« Les marchés ne doivent pas surestimer les conséquences d’une escalade protectionniste »
« Les marchés ne doivent pas surestimer les conséquences d’une escalade protectionniste »
Par Didier Saint-Georges (Membre du comité d’investissement de Carmignac)
Les investisseurs ne doivent pas non plus sous-estimer la perspective d’une suprématie technologique de la Chine à moyen terme pointe, dans sa chronique pour « Le Monde », Didier Saint-Georges, membre du comité d’investissement de Carmignac.
Chez un courtier en Bourse à Jiujiang, dans la province de Jiangxi en Chine. | CHINA DAILY / REUTERS
L’escalade des enchères dans la partie de poker commercial que Donald Trump a récemment entamée avec la Chine inquiète les marchés. Car c’est un des atouts que confère au président américain son caractère imprévisible : il rend plausibles les menaces les plus outrées. Difficile de discerner avec confiance le bluff de la réalité dans une négociation, quand Donald Trump « fait tapis ».
Or une forte remontée effective des barrières tarifaires entre Chine et Etats-Unis signalerait une remise en cause frontale de vingt ans de progression du libre-échange. Largement de quoi rendre nerveux les investisseurs, habitués à puiser dans la globalisation de l’économie les sources d’un commerce international soutenu, de consommateurs actifs, et des marges industrielles robustes, favorables aux marchés actions.
Une donne favorable à Donald Trump
Le contexte actuel de négociations rend crédible l’hypothèse que Donald Trump juge aujourd’hui sa main très forte. D’abord l’argument selon lequel la Chine a davantage besoin des Etats-Unis que les Etats-Unis ont besoin de la Chine n’est bien sûr pas complètement faux. Et c’est même certainement parce que cela sera beaucoup moins vrai dans quelques années, la Chine sortant progressivement de son modèle mercantiliste historique, qu’il faut négocier maintenant.
Ensuite, les capacités de rétorsions de la Chine sont importantes, mais ses propres marges de manœuvre sont en réalité relativement limitées.
Par exemple les agriculteurs américains souffriraient certes d’une forte baisse des exportations de graines de soja, mais comme ils représentent aujourd’hui plus du tiers des approvisionnements chinois, la possibilité pour le Brésil ou l’Argentine de constituer un substitut pour de telles quantités est en réalité relativement limitée. Même chose pour les avions : la possibilité de se tourner rapidement et significativement vers Airbus pour se passer des avions livrés par Boeing est assez théorique.

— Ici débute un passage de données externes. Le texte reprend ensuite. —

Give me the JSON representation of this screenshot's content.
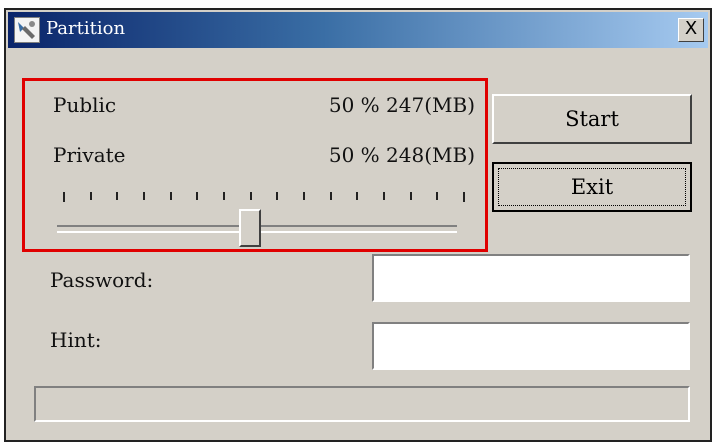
{
  "window": {
    "title": "Partition",
    "close_label": "X"
  },
  "partition": {
    "public": {
      "label": "Public",
      "value": "50 % 247(MB)"
    },
    "private": {
      "label": "Private",
      "value": "50 % 248(MB)"
    },
    "slider": {
      "public_percent": 50,
      "tick_count": 16
    }
  },
  "buttons": {
    "start": "Start",
    "exit": "Exit"
  },
  "form": {
    "password": {
      "label": "Password:",
      "value": ""
    },
    "hint": {
      "label": "Hint:",
      "value": ""
    }
  },
  "progress": {
    "fraction": 0
  },
  "colors": {
    "titlebar_start": "#0a246a",
    "titlebar_end": "#a6caf0",
    "highlight_box": "#e00000",
    "window_face": "#d4d0c8"
  },
  "icons": {
    "app": "partition-app-icon",
    "close": "close-icon"
  }
}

Enfin, l’épreuve de force avec la Chine est l’un des rares sujets sur lesquels l’opinion publique américaine est assez majoritairement alignée derrière Trump. Depuis son entrée dans l’Organisation mondiale du commerce (OMC) en 2001, la Chine a progressivement réduit l’ampleur de son dispositif protectionniste, mais il est difficile de contester qu’on est encore loin du compte.
Donald Trump a en grande partie été élu par les salariés américains qui se considèrent victimes de la mondialisation, dont la Chine constitue le symbole conquérant. D’ailleurs les dirigeants chinois ne sont pas aveugles à cette pression croissante, et c’est dans ce contexte qu’au sommet de Davos en janvier, l’actuel vice-premier ministre Liu He évoquait l’accélération de la politique d’ouverture commerciale. Au chapitre de la propriété industrielle, il annonçait déjà qu’une prochaine étape dans l’ouverture économique de la Chine inclurait bientôt l’autorisation pour les entreprises étrangères d’être majoritaires dans les joint-ventures chinoises.
Il est donc rationnel que Trump juge sa main suffisamment forte aujourd’hui pour tenter de forcer la cadence, et remporte ainsi cette partie, fût-ce à l’issue d’enchères houleuses.
Un train peut en cacher un autre
Cette éventuelle victoire à court terme, outre qu’elle devra passer par l’aménagement d’une porte de sortie honorable pour la Chine, présente néanmoins le risque d’une défaite beaucoup plus décisive à long terme. Car si la Chine plie, ce sera aussi parce qu’il est plus important pour elle de se concentrer sur ses projets Made in China 2025 et IA 2030, qui visent la supériorité technologique de la Chine, et nécessitent pour leur réalisation un contexte général paisible.
Les dépenses de la Chine en recherche & développement (R&D) surpassent déjà aujourd’hui celles des Etats-Unis. La Chine ambitionne très concrètement de détrôner le leadership économique américain global en remportant la guerre de l’innovation. Cela vaut bien quelques efforts de rééquilibrage commercial immédiat.
Les marchés ont donc peut-être tort de surestimer les conséquences d’une escalade protectionniste à court terme, mais davantage encore de sous-estimer la perspective d’une suprématie technologique de la Chine à moyen terme, y compris à l’égard de l’Europe.